Searching for sequence features that control DNA flexibility

TL;DR

This paper introduces a correlation function-based method, inspired by statistical physics, to identify DNA sequence features that influence DNA flexibility, demonstrating its effectiveness with experimental data.

Contribution

It proposes a novel, simple correlation function approach to analyze DNA flexibility from genomic data, connecting physics concepts to genomics.

Findings

Correlation functions effectively identify DNA flexibility features

Method yields predictions comparable to complex models

Approach links DNA analysis to sensory neuron stimulus analysis

Abstract

Modern genomics experiments measure functional behaviors for many thousands of DNA sequences.
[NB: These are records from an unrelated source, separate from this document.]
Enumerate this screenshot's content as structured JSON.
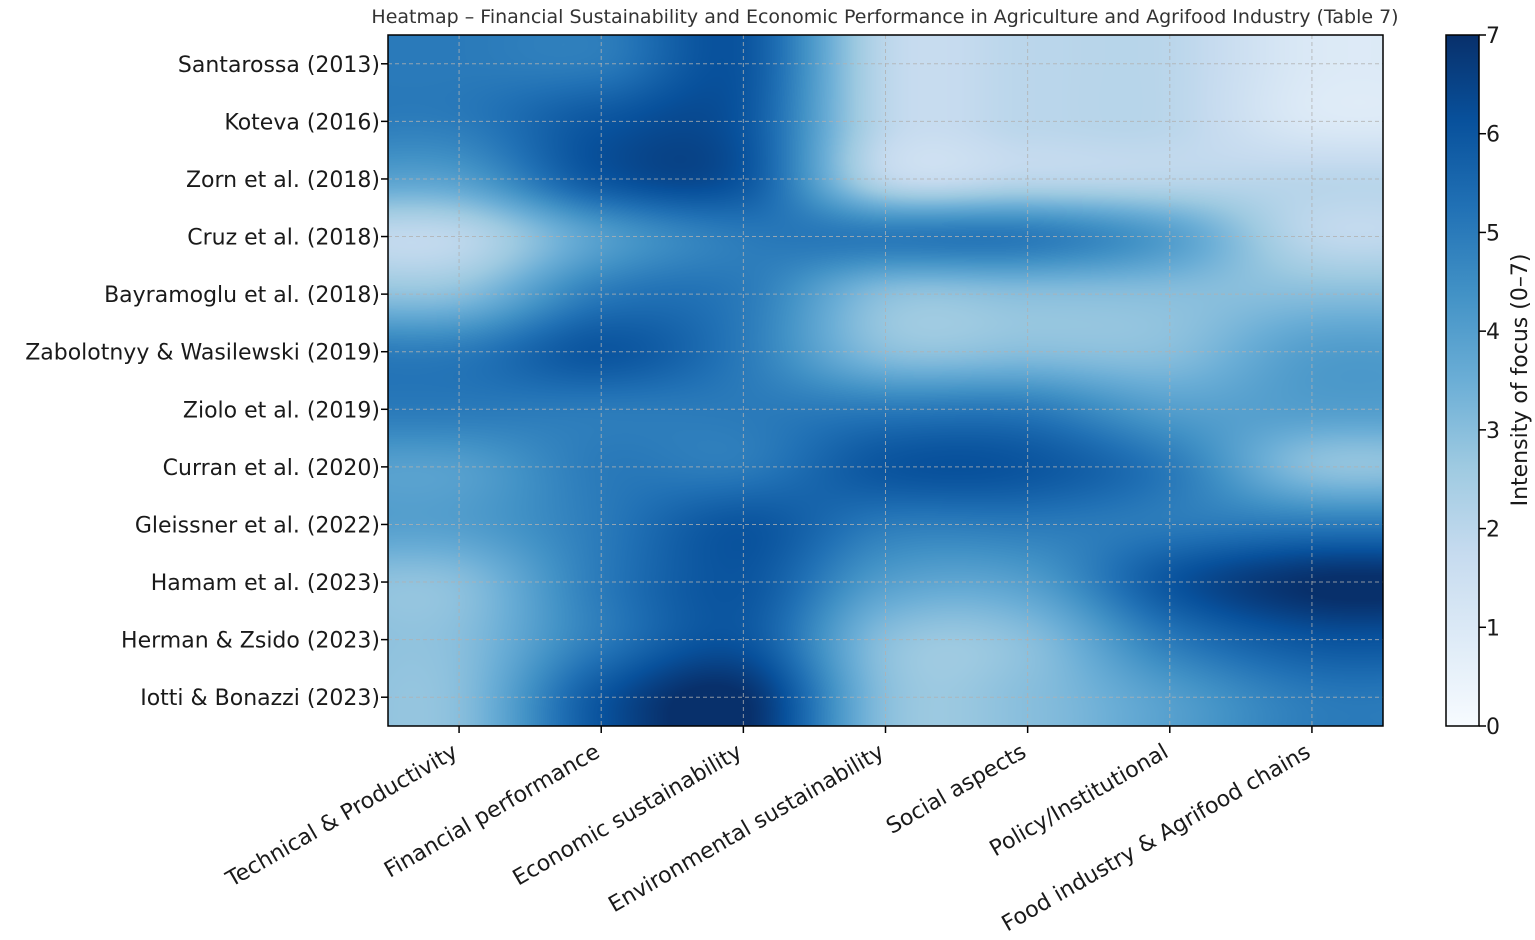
{
  "chart_data": {
    "type": "heatmap",
    "title": "Heatmap – Financial Sustainability and Economic Performance in Agriculture and Agrifood Industry (Table 7)",
    "xlabel": "",
    "ylabel": "",
    "colorbar_label": "Intensity of focus (0–7)",
    "colorbar_ticks": [
      "0",
      "1",
      "2",
      "3",
      "4",
      "5",
      "6",
      "7"
    ],
    "vmin": 0,
    "vmax": 7,
    "colormap": [
      "#f7fbff",
      "#deebf7",
      "#c6dbef",
      "#9ecae1",
      "#6baed6",
      "#4292c6",
      "#2171b5",
      "#08519c",
      "#08306b"
    ],
    "interpolation": "bicubic",
    "grid": true,
    "columns": [
      "Technical & Productivity",
      "Financial performance",
      "Economic sustainability",
      "Environmental sustainability",
      "Social aspects",
      "Policy/Institutional",
      "Food industry & Agrifood chains"
    ],
    "rows": [
      "Santarossa (2013)",
      "Koteva (2016)",
      "Zorn et al. (2018)",
      "Cruz et al. (2018)",
      "Bayramoglu et al. (2018)",
      "Zabolotnyy & Wasilewski (2019)",
      "Ziolo et al. (2019)",
      "Curran et al. (2020)",
      "Gleissner et al. (2022)",
      "Hamam et al. (2023)",
      "Herman & Zsido (2023)",
      "Iotti & Bonazzi (2023)"
    ],
    "values": [
      [
        5,
        5,
        6,
        2,
        2,
        2,
        1
      ],
      [
        5,
        6,
        6,
        2,
        2,
        2,
        1
      ],
      [
        4,
        6,
        6,
        2,
        2,
        2,
        2
      ],
      [
        2,
        4,
        5,
        5,
        5,
        4,
        2
      ],
      [
        3,
        5,
        5,
        3,
        3,
        3,
        3
      ],
      [
        5,
        6,
        5,
        3,
        3,
        3,
        4
      ],
      [
        5,
        5,
        5,
        5,
        5,
        4,
        4
      ],
      [
        4,
        5,
        5,
        6,
        6,
        5,
        3
      ],
      [
        4,
        5,
        6,
        5,
        5,
        5,
        5
      ],
      [
        3,
        5,
        6,
        4,
        4,
        6,
        7
      ],
      [
        3,
        5,
        6,
        3,
        3,
        5,
        6
      ],
      [
        3,
        6,
        7,
        3,
        3,
        4,
        5
      ]
    ]
  }
}
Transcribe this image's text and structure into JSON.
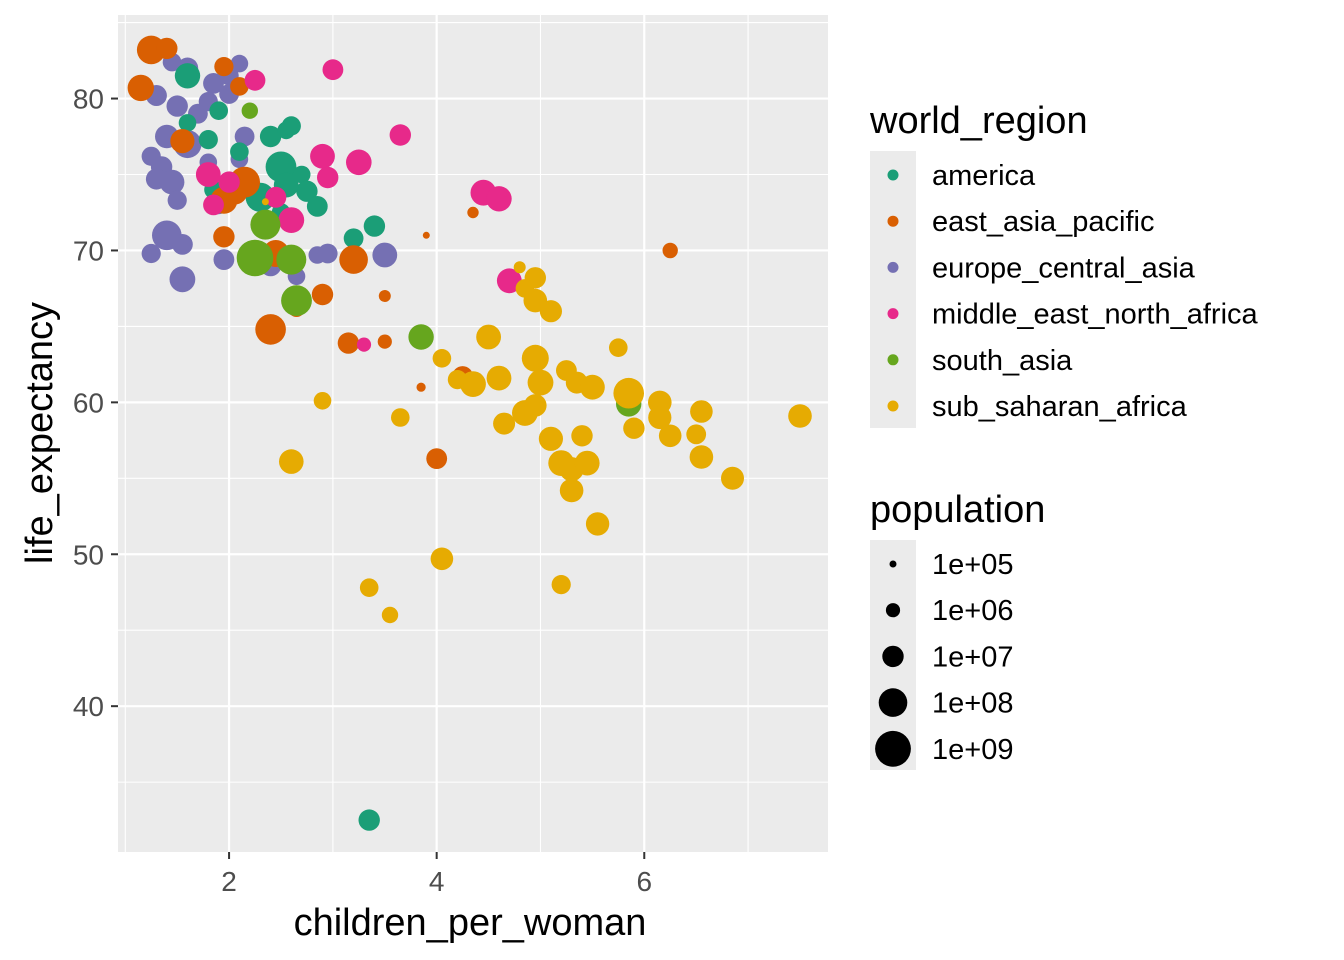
{
  "chart_data": {
    "type": "scatter",
    "title": "",
    "xlabel": "children_per_woman",
    "ylabel": "life_expectancy",
    "xlim": [
      0.93,
      7.77
    ],
    "ylim": [
      30.4,
      85.5
    ],
    "x_ticks": [
      2,
      4,
      6
    ],
    "y_ticks": [
      40,
      50,
      60,
      70,
      80
    ],
    "x_tick_labels": [
      "2",
      "4",
      "6"
    ],
    "y_tick_labels": [
      "40",
      "50",
      "60",
      "70",
      "80"
    ],
    "grid": true,
    "legend_position": "right",
    "color_legend": {
      "title": "world_region",
      "entries": [
        {
          "name": "america",
          "color": "#1B9E77"
        },
        {
          "name": "east_asia_pacific",
          "color": "#D95F02"
        },
        {
          "name": "europe_central_asia",
          "color": "#7570B3"
        },
        {
          "name": "middle_east_north_africa",
          "color": "#E7298A"
        },
        {
          "name": "south_asia",
          "color": "#66A61E"
        },
        {
          "name": "sub_saharan_africa",
          "color": "#E6AB02"
        }
      ]
    },
    "size_legend": {
      "title": "population",
      "entries": [
        {
          "label": "1e+05",
          "value": 100000
        },
        {
          "label": "1e+06",
          "value": 1000000
        },
        {
          "label": "1e+07",
          "value": 10000000
        },
        {
          "label": "1e+08",
          "value": 100000000
        },
        {
          "label": "1e+09",
          "value": 1000000000
        }
      ]
    },
    "series": [
      {
        "name": "europe_central_asia",
        "points": [
          [
            1.6,
            82.0,
            10000000.0
          ],
          [
            1.85,
            81.0,
            8000000.0
          ],
          [
            2.0,
            81.5,
            5000000.0
          ],
          [
            2.1,
            82.3,
            3000000.0
          ],
          [
            1.45,
            82.4,
            4000000.0
          ],
          [
            1.3,
            80.2,
            9000000.0
          ],
          [
            1.5,
            79.5,
            10000000.0
          ],
          [
            1.7,
            79.0,
            6000000.0
          ],
          [
            1.4,
            77.5,
            20000000.0
          ],
          [
            1.6,
            77.0,
            80000000.0
          ],
          [
            1.25,
            76.2,
            5000000.0
          ],
          [
            1.35,
            75.5,
            10000000.0
          ],
          [
            1.3,
            74.7,
            9000000.0
          ],
          [
            1.45,
            74.5,
            30000000.0
          ],
          [
            1.5,
            73.3,
            5000000.0
          ],
          [
            1.9,
            73.0,
            4000000.0
          ],
          [
            2.15,
            77.5,
            6000000.0
          ],
          [
            2.1,
            76.0,
            3000000.0
          ],
          [
            1.4,
            71.0,
            140000000.0
          ],
          [
            1.55,
            70.4,
            8000000.0
          ],
          [
            1.25,
            69.8,
            5000000.0
          ],
          [
            1.95,
            69.4,
            8000000.0
          ],
          [
            1.55,
            68.1,
            40000000.0
          ],
          [
            2.4,
            69.0,
            10000000.0
          ],
          [
            2.65,
            68.3,
            3000000.0
          ],
          [
            2.85,
            69.7,
            3000000.0
          ],
          [
            2.95,
            69.8,
            6000000.0
          ],
          [
            3.2,
            69.6,
            5000000.0
          ],
          [
            3.5,
            69.7,
            30000000.0
          ],
          [
            1.8,
            79.8,
            5000000.0
          ],
          [
            1.8,
            75.8,
            3000000.0
          ],
          [
            2.0,
            80.3,
            6000000.0
          ]
        ]
      },
      {
        "name": "america",
        "points": [
          [
            1.6,
            81.5,
            35000000.0
          ],
          [
            1.6,
            78.4,
            3000000.0
          ],
          [
            1.9,
            79.2,
            4000000.0
          ],
          [
            1.8,
            77.3,
            5000000.0
          ],
          [
            2.1,
            76.5,
            4000000.0
          ],
          [
            2.4,
            77.5,
            10000000.0
          ],
          [
            2.55,
            77.9,
            3000000.0
          ],
          [
            2.6,
            78.2,
            5000000.0
          ],
          [
            2.5,
            75.5,
            200000000.0
          ],
          [
            2.7,
            75.0,
            3000000.0
          ],
          [
            2.75,
            73.9,
            10000000.0
          ],
          [
            2.85,
            72.9,
            8000000.0
          ],
          [
            2.3,
            73.5,
            120000000.0
          ],
          [
            2.55,
            74.3,
            30000000.0
          ],
          [
            3.4,
            71.6,
            10000000.0
          ],
          [
            3.2,
            70.8,
            6000000.0
          ],
          [
            2.5,
            72.5,
            4000000.0
          ],
          [
            3.35,
            32.5,
            10000000.0
          ],
          [
            1.85,
            74.0,
            4000000.0
          ]
        ]
      },
      {
        "name": "east_asia_pacific",
        "points": [
          [
            1.25,
            83.2,
            100000000.0
          ],
          [
            1.4,
            83.3,
            10000000.0
          ],
          [
            1.15,
            80.7,
            50000000.0
          ],
          [
            1.55,
            77.2,
            25000000.0
          ],
          [
            1.95,
            82.1,
            5000000.0
          ],
          [
            2.1,
            80.8,
            4000000.0
          ],
          [
            2.15,
            74.5,
            200000000.0
          ],
          [
            2.05,
            73.9,
            60000000.0
          ],
          [
            1.95,
            73.3,
            60000000.0
          ],
          [
            1.95,
            70.9,
            10000000.0
          ],
          [
            2.4,
            64.8,
            190000000.0
          ],
          [
            2.45,
            69.8,
            60000000.0
          ],
          [
            2.65,
            66.2,
            3000000.0
          ],
          [
            2.9,
            67.1,
            10000000.0
          ],
          [
            3.15,
            63.9,
            10000000.0
          ],
          [
            3.2,
            69.4,
            100000000.0
          ],
          [
            3.5,
            67.0,
            500000.0
          ],
          [
            3.5,
            64.0,
            1000000.0
          ],
          [
            4.0,
            56.3,
            8000000.0
          ],
          [
            4.25,
            61.7,
            8000000.0
          ],
          [
            3.85,
            61.0,
            200000.0
          ],
          [
            3.9,
            71.0,
            100000.0
          ],
          [
            4.35,
            72.5,
            400000.0
          ],
          [
            6.25,
            70.0,
            1500000.0
          ]
        ]
      },
      {
        "name": "middle_east_north_africa",
        "points": [
          [
            2.25,
            81.2,
            8000000.0
          ],
          [
            3.0,
            81.9,
            8000000.0
          ],
          [
            3.65,
            77.6,
            10000000.0
          ],
          [
            2.9,
            76.2,
            30000000.0
          ],
          [
            3.25,
            75.8,
            38000000.0
          ],
          [
            2.95,
            74.8,
            10000000.0
          ],
          [
            1.8,
            75.0,
            30000000.0
          ],
          [
            1.85,
            73.0,
            8000000.0
          ],
          [
            2.45,
            73.5,
            9000000.0
          ],
          [
            2.6,
            72.0,
            40000000.0
          ],
          [
            4.45,
            73.8,
            40000000.0
          ],
          [
            4.6,
            73.4,
            35000000.0
          ],
          [
            4.7,
            68.0,
            30000000.0
          ],
          [
            3.3,
            63.8,
            1000000.0
          ],
          [
            2.0,
            74.5,
            10000000.0
          ]
        ]
      },
      {
        "name": "south_asia",
        "points": [
          [
            2.2,
            79.2,
            2000000.0
          ],
          [
            2.35,
            71.7,
            160000000.0
          ],
          [
            2.25,
            69.5,
            1300000000.0
          ],
          [
            2.6,
            69.4,
            160000000.0
          ],
          [
            2.65,
            66.7,
            200000000.0
          ],
          [
            3.85,
            64.3,
            36000000.0
          ],
          [
            5.85,
            59.9,
            35000000.0
          ]
        ]
      },
      {
        "name": "sub_saharan_africa",
        "points": [
          [
            2.35,
            73.2,
            100000.0
          ],
          [
            4.8,
            68.9,
            500000.0
          ],
          [
            4.95,
            68.2,
            10000000.0
          ],
          [
            4.85,
            67.5,
            4000000.0
          ],
          [
            4.95,
            66.7,
            20000000.0
          ],
          [
            5.1,
            66.0,
            13000000.0
          ],
          [
            4.5,
            64.3,
            30000000.0
          ],
          [
            4.05,
            62.9,
            4000000.0
          ],
          [
            4.2,
            61.5,
            5000000.0
          ],
          [
            4.35,
            61.2,
            40000000.0
          ],
          [
            4.6,
            61.6,
            30000000.0
          ],
          [
            4.95,
            62.9,
            60000000.0
          ],
          [
            5.0,
            61.3,
            40000000.0
          ],
          [
            5.25,
            62.1,
            8000000.0
          ],
          [
            5.35,
            61.3,
            12000000.0
          ],
          [
            5.5,
            61.0,
            30000000.0
          ],
          [
            5.75,
            63.6,
            4000000.0
          ],
          [
            5.85,
            60.6,
            190000000.0
          ],
          [
            5.9,
            58.3,
            10000000.0
          ],
          [
            6.15,
            60.0,
            20000000.0
          ],
          [
            6.15,
            59.0,
            18000000.0
          ],
          [
            6.25,
            57.8,
            15000000.0
          ],
          [
            6.5,
            57.9,
            6000000.0
          ],
          [
            6.55,
            59.4,
            15000000.0
          ],
          [
            6.55,
            56.4,
            20000000.0
          ],
          [
            6.85,
            55.0,
            17000000.0
          ],
          [
            7.5,
            59.1,
            20000000.0
          ],
          [
            5.1,
            57.6,
            25000000.0
          ],
          [
            5.2,
            56.0,
            40000000.0
          ],
          [
            5.3,
            55.6,
            25000000.0
          ],
          [
            5.4,
            57.8,
            10000000.0
          ],
          [
            5.45,
            56.0,
            30000000.0
          ],
          [
            5.3,
            54.2,
            20000000.0
          ],
          [
            4.85,
            59.3,
            40000000.0
          ],
          [
            4.95,
            59.8,
            15000000.0
          ],
          [
            4.65,
            58.6,
            12000000.0
          ],
          [
            5.55,
            52.0,
            19000000.0
          ],
          [
            3.65,
            59.0,
            4000000.0
          ],
          [
            2.9,
            60.1,
            3000000.0
          ],
          [
            2.6,
            56.1,
            27000000.0
          ],
          [
            4.05,
            49.7,
            15000000.0
          ],
          [
            3.35,
            47.8,
            4000000.0
          ],
          [
            3.55,
            46.0,
            2000000.0
          ],
          [
            5.2,
            48.0,
            5000000.0
          ]
        ]
      }
    ]
  }
}
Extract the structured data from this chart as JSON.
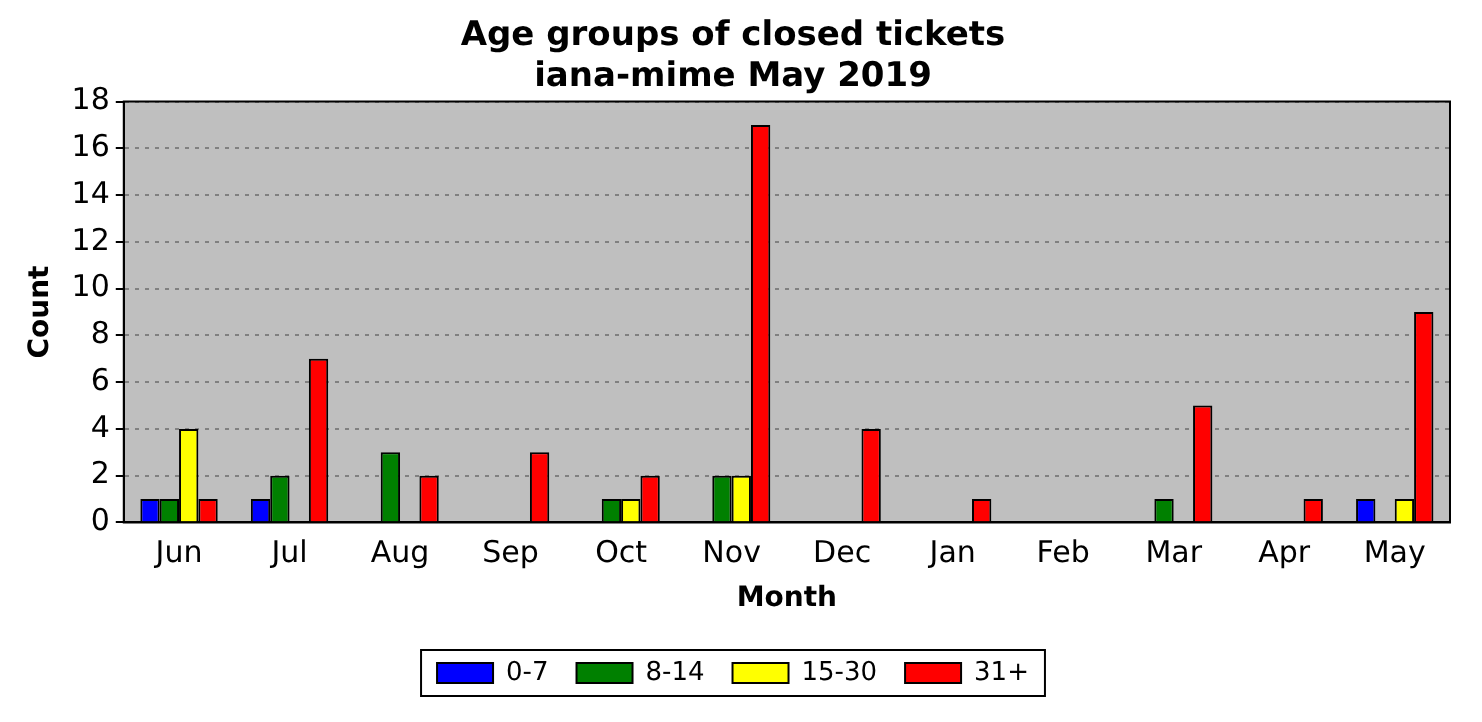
{
  "chart_data": {
    "type": "bar",
    "title": "Age groups of closed tickets",
    "subtitle": "iana-mime May 2019",
    "xlabel": "Month",
    "ylabel": "Count",
    "categories": [
      "Jun",
      "Jul",
      "Aug",
      "Sep",
      "Oct",
      "Nov",
      "Dec",
      "Jan",
      "Feb",
      "Mar",
      "Apr",
      "May"
    ],
    "series": [
      {
        "name": "0-7",
        "color": "#0000ff",
        "values": [
          1,
          1,
          0,
          0,
          0,
          0,
          0,
          0,
          0,
          0,
          0,
          1
        ]
      },
      {
        "name": "8-14",
        "color": "#008000",
        "values": [
          1,
          2,
          3,
          0,
          1,
          2,
          0,
          0,
          0,
          1,
          0,
          0
        ]
      },
      {
        "name": "15-30",
        "color": "#ffff00",
        "values": [
          4,
          0,
          0,
          0,
          1,
          2,
          0,
          0,
          0,
          0,
          0,
          1
        ]
      },
      {
        "name": "31+",
        "color": "#ff0000",
        "values": [
          1,
          7,
          2,
          3,
          2,
          17,
          4,
          1,
          0,
          5,
          1,
          9
        ]
      }
    ],
    "ylim": [
      0,
      18
    ],
    "yticks": [
      0,
      2,
      4,
      6,
      8,
      10,
      12,
      14,
      16,
      18
    ],
    "grid": "y",
    "legend": "bottom"
  }
}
We suggest that, especially when these sequences are chosen at random, it is natural to compute correlation functions between sequences and measured behaviors. In simple models for the dependence of DNA flexibility on sequence, for example, correlation functions can be interpreted directly as interaction parameters. Analysis of recent experiments shows that this is surprisingly effective, leading directly to extraction of distinct features for DNA flexibility and predictions that are as accurate as more complex models. This approach follows the conventional use of correlation functions in statistical physics and connects the search for relevant DNA sequence features to the search for relevant stimulus features in the analysis of sensory neurons.